Cari lettori dell’Eco, sono felice di tornare al mio appuntamento con voi in questo mese di febbraio che ci ricorda la morte di san Gabriele, avvenuta il 27 di centocinquantatre anni fa. San Gabriele, che tutti noi tanto amiamo, è morto con il sorriso sulle labbra, come ha sempre vissuto. Un sorriso contagioso frutto di un’esistenza contrassegnata dal suo profondo innamoramento per il Signore e per Maria, nonostante le tante sofferenze conosciute nella sua breve ma intensa vita.
Purtroppo, nel nostro paese, non è per tutti possibile una morte dignitosa, soprattutto per coloro che sono ammalati di malattie invalidanti che costringono in un letto i malati, come fossero agli “arresti domiciliari”, o al milione di malati di malattie degenerative mentali, come l’Alzheimer o il Parkinson, che spesso non riescono non solo a vivere ma, come ribadisco, nemmeno a morire con dignità. Perché questa nostra bella nazione, che ha un ottimo servizio sanitario, funziona a macchie di leopardo. In alcune città i malati possono essere accuditi, curati e soprattutto amati come persone e non come malattie. In altre no. e cosa possiamo fare, tutti noi, per cambiare la situazione in meglio? Emma Bonino, la leader politica radicale, che ha dichiarato ai media di avere un tumore (e di questa dichiarazione dobbiamo esserle grati), ha detto “io non sono la mia malattia”; che bella frase!
Alessio Biondino, uno dei bravissimi infermieri assistenti domiciliari italiani che seguono con grandissimo impegno i malati di Sla, ha scritto un romanzo che vale più di un’interrogazione parlamentare sulla situazione della sanità in Italia: Buonanotte Madame (edizioni 0111), dove racconta del suo lavoro con Rosa, una delle moltissime malate italiane di questa sindrome. È un libro pieno di speranza e di piccole felicità quotidiane, e anche se tutti noi sappiamo che la Sla è una malattia che porta alla morte, leggendo il resoconto quotidiano del lavoro di Alessio, comprendiamo quanto la vita sia meravigliosa e quanto alcuni malati desiderino viverla, fino all’ultimo momento.

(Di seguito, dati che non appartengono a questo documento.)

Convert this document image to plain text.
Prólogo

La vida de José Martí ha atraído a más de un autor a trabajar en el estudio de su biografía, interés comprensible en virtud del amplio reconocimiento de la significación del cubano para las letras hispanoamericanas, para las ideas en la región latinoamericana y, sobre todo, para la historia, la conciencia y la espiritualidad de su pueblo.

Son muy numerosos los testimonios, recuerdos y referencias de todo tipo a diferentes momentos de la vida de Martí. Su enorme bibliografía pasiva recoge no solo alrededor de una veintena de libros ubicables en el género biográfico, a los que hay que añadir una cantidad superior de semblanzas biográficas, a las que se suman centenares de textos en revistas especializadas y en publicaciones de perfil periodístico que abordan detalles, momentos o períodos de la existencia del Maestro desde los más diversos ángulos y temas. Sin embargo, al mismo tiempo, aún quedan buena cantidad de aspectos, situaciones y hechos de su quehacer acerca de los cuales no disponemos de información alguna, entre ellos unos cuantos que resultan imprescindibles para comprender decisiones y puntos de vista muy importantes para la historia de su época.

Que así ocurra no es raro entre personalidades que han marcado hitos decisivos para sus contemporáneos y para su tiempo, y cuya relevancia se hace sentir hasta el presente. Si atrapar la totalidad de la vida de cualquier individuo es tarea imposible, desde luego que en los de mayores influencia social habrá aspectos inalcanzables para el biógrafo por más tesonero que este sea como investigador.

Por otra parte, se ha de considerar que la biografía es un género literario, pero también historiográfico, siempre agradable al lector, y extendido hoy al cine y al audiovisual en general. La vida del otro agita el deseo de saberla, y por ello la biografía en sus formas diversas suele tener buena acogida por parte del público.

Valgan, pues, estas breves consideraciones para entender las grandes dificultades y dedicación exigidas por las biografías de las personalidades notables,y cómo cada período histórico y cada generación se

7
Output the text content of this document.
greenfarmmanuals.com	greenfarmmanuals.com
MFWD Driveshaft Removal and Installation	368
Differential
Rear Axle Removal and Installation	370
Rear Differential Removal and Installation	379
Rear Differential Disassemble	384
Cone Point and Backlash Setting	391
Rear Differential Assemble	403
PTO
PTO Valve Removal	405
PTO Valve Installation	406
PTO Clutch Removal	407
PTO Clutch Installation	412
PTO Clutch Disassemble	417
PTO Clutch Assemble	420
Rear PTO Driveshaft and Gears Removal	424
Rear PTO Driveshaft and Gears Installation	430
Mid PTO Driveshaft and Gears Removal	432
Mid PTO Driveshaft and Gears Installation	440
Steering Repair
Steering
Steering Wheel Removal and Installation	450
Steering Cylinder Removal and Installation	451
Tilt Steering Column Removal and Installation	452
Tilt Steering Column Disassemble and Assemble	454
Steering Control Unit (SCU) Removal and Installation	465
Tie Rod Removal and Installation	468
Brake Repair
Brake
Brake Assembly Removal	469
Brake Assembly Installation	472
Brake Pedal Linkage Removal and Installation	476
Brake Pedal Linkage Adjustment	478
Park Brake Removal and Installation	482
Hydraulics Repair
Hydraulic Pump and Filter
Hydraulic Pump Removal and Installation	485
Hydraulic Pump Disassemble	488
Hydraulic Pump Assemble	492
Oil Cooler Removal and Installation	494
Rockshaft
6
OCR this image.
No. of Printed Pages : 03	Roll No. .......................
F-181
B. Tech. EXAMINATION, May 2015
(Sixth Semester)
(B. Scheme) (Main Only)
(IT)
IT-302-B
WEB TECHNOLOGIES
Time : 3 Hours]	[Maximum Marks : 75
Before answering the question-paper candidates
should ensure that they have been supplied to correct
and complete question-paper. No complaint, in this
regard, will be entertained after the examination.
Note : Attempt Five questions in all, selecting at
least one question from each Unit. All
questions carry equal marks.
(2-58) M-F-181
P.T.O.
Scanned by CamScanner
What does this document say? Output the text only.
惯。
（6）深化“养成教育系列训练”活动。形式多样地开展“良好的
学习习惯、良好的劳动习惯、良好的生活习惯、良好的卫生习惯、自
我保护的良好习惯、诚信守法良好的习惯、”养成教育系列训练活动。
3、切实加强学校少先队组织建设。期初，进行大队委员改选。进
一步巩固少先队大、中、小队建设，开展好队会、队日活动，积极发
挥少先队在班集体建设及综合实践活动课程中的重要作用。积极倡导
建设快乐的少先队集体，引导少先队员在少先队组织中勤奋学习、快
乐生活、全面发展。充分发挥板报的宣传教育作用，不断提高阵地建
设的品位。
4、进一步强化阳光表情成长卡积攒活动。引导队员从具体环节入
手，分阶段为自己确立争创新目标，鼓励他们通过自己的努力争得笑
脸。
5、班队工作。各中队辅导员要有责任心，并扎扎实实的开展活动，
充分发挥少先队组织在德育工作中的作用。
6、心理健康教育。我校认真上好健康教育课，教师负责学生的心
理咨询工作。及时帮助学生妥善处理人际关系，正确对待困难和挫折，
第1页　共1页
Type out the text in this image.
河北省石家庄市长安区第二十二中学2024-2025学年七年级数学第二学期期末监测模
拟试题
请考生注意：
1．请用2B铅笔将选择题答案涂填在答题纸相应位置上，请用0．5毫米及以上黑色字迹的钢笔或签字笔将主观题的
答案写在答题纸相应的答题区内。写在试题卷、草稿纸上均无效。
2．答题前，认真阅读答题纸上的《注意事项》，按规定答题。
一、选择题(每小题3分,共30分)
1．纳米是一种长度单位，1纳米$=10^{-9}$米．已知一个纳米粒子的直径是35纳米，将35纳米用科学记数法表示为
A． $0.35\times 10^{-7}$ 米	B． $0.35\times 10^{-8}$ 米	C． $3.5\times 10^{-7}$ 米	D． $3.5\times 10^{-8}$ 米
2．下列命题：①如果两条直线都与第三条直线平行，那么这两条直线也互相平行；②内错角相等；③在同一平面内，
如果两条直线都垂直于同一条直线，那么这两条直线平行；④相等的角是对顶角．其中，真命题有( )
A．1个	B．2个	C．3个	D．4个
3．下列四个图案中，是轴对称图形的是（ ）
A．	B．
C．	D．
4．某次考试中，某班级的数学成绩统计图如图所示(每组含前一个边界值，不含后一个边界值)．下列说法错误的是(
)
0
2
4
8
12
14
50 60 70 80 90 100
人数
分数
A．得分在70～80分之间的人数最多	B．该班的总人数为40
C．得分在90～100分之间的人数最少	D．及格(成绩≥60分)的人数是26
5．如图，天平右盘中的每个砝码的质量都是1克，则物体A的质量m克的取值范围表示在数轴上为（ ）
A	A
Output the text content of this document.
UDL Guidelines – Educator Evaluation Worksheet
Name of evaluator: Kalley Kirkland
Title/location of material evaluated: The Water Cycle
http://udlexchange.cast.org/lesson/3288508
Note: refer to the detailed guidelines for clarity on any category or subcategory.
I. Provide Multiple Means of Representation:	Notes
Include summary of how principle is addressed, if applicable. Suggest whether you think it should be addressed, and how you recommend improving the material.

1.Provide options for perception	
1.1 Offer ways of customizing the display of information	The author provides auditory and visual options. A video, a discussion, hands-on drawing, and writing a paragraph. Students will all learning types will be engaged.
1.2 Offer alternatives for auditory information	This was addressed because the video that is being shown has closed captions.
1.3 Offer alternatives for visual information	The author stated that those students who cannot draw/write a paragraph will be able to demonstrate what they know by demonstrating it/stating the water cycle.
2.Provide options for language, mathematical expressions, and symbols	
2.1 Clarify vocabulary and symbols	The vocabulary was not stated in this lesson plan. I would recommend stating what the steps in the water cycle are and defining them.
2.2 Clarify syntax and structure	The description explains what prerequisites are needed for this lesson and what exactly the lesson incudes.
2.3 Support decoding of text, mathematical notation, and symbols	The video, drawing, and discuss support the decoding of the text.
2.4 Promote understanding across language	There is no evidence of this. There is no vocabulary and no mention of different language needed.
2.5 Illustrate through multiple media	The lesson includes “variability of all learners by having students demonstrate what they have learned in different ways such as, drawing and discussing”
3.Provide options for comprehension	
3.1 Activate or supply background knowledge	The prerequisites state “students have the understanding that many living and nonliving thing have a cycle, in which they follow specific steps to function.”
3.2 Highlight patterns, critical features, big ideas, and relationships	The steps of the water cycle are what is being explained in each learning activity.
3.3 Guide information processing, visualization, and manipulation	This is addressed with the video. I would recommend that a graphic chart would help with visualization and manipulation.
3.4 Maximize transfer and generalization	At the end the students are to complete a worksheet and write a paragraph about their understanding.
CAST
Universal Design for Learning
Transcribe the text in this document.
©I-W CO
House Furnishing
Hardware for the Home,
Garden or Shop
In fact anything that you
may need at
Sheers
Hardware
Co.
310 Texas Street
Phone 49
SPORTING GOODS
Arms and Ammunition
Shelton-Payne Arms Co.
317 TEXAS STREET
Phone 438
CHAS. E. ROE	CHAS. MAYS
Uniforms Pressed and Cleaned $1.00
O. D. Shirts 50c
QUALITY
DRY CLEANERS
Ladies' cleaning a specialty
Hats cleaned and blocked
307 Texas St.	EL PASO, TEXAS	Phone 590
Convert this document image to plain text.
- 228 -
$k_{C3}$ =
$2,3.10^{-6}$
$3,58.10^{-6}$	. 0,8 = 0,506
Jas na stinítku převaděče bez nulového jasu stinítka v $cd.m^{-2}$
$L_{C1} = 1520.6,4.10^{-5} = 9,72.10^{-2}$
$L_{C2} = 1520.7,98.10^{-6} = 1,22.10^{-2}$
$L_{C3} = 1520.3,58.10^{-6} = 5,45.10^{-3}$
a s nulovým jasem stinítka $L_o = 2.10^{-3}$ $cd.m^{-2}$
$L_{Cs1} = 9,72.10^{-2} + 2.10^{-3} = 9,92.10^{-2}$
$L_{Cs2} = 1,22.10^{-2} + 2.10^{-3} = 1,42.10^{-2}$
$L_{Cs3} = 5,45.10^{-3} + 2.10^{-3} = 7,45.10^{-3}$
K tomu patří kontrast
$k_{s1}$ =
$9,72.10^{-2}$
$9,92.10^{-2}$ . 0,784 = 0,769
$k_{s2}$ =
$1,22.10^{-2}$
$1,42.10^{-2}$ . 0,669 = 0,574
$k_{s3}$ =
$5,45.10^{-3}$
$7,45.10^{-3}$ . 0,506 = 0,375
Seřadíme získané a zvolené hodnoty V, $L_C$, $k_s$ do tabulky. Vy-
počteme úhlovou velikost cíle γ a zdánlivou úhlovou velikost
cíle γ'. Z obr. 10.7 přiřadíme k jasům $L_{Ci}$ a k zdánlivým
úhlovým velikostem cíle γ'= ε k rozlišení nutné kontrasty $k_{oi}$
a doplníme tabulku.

Questo libro me lo ha consigliato una mia cara amica, Erminia Manfredi, sì, proprio la moglie dell’indimenticabile Nino: Erminia è la presidente di una onlus col nome più bello che c’è Viva la vita (www.wlavita.org). “Cara Paola – mi ha detto quando me lo ha regalato – la voglia di vivere di questi malati è immensa e il fatto più grave che può capitare è che rimangano muti, e non riescano a comunicare le proprie necessità, lo scambio di idee e l’espressione di qualunque desiderio diventano difficilissimi, ma non impossibili. I pazienti, infatti, si concentrano su qualunque abilità motoria residua, riuscendo a comunicare nonostante”. E quando queste esigenze si trasformano in una scommessa per vivere o morire, la realtà diventa tragicamente senza via d’uscita: Rosa muore soffocata, di notte, una fine terribile, perché il marito si addormenta, e non la sente e perché la tanto promessa assistenza domiciliare notturna sarebbe arrivata quattro giorni dopo.
Ogni rapporto con i malati è un incontro, ogni incontro tra persone è un dono: perché, come scrive Alessio al termine del suo libro: “non esistono malati incurabili, ma solo inguaribili”.